Concept

Jesus in India (book)

Summary
Jesus in India (; Masīh Hindustān Meiń) is a treatise written by Mirza Ghulam Ahmad, the founder of the Ahmadiyya Movement in 1889. The treatise, which was then published as a book, puts forward the view that Jesus survived crucifixion, left Judea and migrated eastward in order to continue his mission to the 'Lost Tribes of Israel', traveling through Persia and Afghanistan and eventually dying a natural and honourable death in Kashmir at an old age. Ghulam Ahmad applied textual analysis of both the Gospels and Islamic sources – the Quran and hadith – and also drew upon medical and historical material, including what he claimed were ancient Buddhist records, to argue his case. Some modern scholars such as Norbert Klatt (1988) have rejected Ghulam Ahmad's use of these latter sources as misreadings of material unrelated to Jesus.
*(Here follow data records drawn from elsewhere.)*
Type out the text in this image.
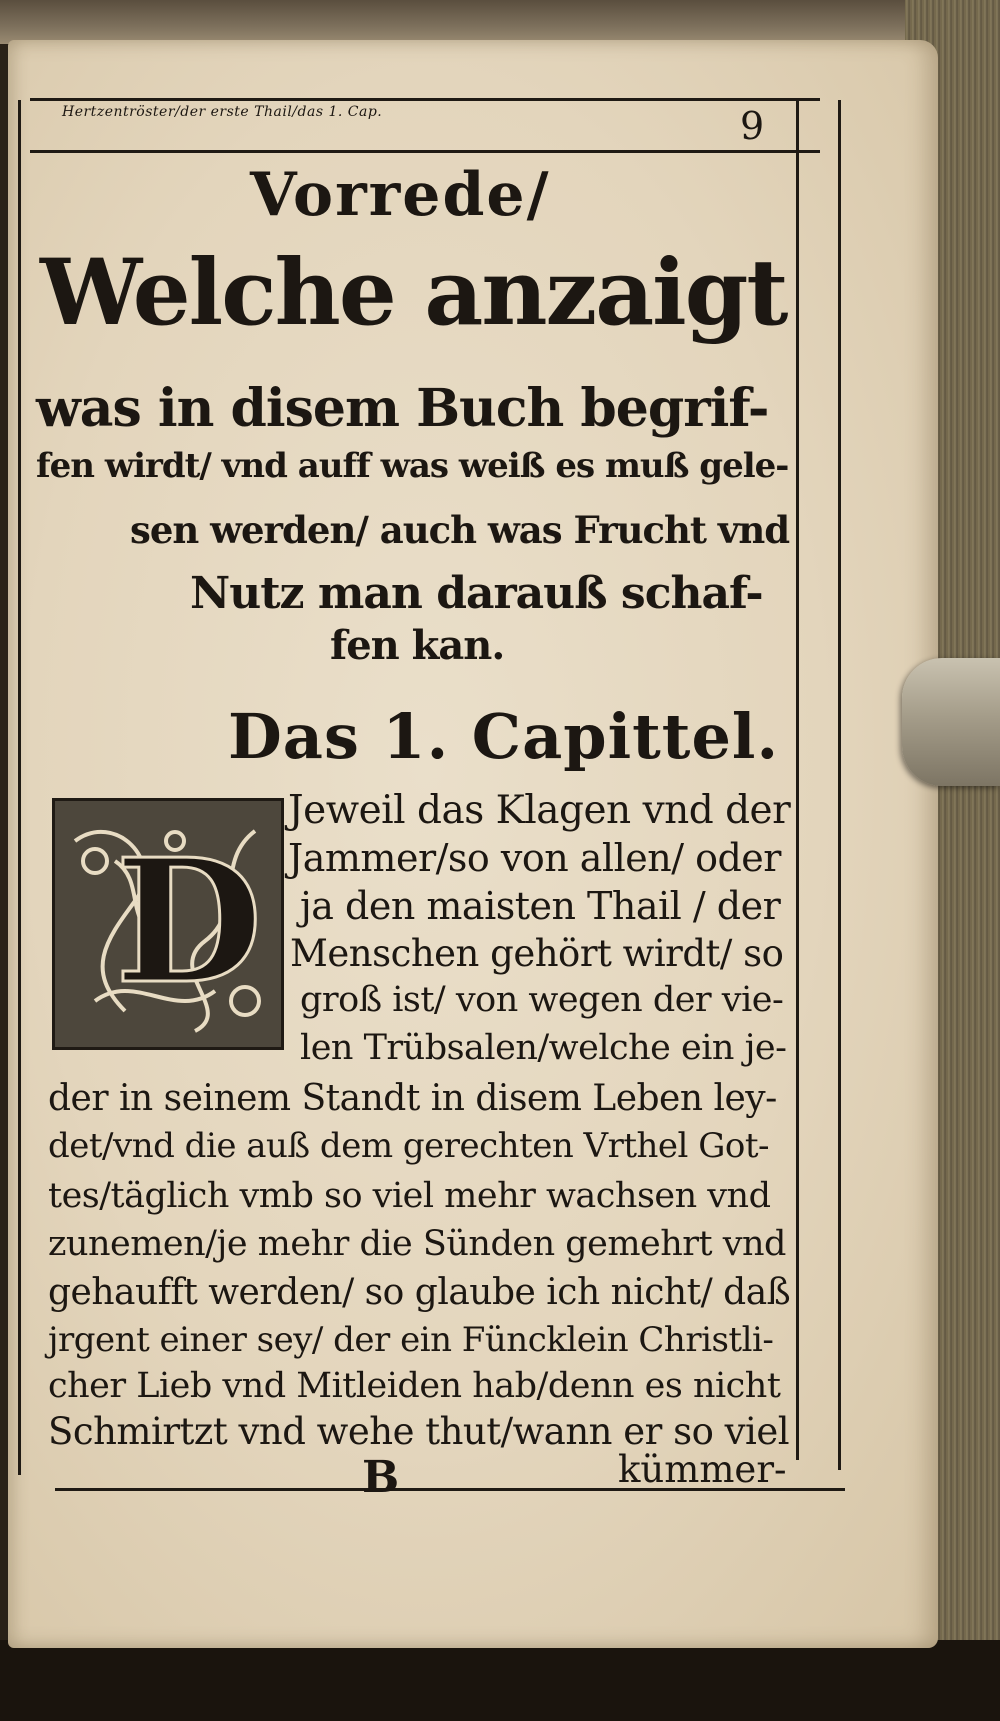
Hertzentröster/der erste Thail/das 1. Cap.	9
Vorrede/
Welche anzaigt
was in disem Buch begrif-
fen wirdt/ vnd auff was weiß es muß gele-
sen werden/ auch was Frucht vnd
Nutz man darauß schaf-
fen kan.
Das 1. Capittel.
D
Jeweil das Klagen vnd der
Jammer/so von allen/ oder
ja den maisten Thail / der
Menschen gehört wirdt/ so
groß ist/ von wegen der vie-
len Trübsalen/welche ein je-
der in seinem Standt in disem Leben ley-
det/vnd die auß dem gerechten Vrthel Got-
tes/täglich vmb so viel mehr wachsen vnd
zunemen/je mehr die Sünden gemehrt vnd
gehaufft werden/ so glaube ich nicht/ daß
jrgent einer sey/ der ein Füncklein Christli-
cher Lieb vnd Mitleiden hab/denn es nicht
Schmirtzt vnd wehe thut/wann er so viel
B	kümmer-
The book was completed in 1899 and was partly serialised in the Review of Religions in 1902-1903. It was published in book form shortly after Ghulam Ahmad’s death in 1908. The first complete English translation was published in 1944. The treatise suggests that Jesus, having survived crucifixion, discreetly left Roman jurisdiction for the East, starting his journey from Jerusalem and passing through Nisibis and Persia, eventually reaching Afghanistan where he met the Israelite tribes who had settled there after their escape from the bonds of Nebuchadnezzar centuries before. From here he travelled to Kashmir where some Israelite tribes had also settled and lived there until his death at an old age. Other authors have suggested that the resemblance between Buddhist and Christian teachings and between the lives of Jesus and Buddha as recorded in their respective scriptures indicate that Buddhist teachings must have reached Palestine been incorporated by Jesus into his own teaching, or that he must have travelled to India pre-crucifixion. Ghulam Ahmad, however, asserts that Jesus reached India only after the crucifixion and that Buddhists later reproduced elements of the Gospels in their scriptures.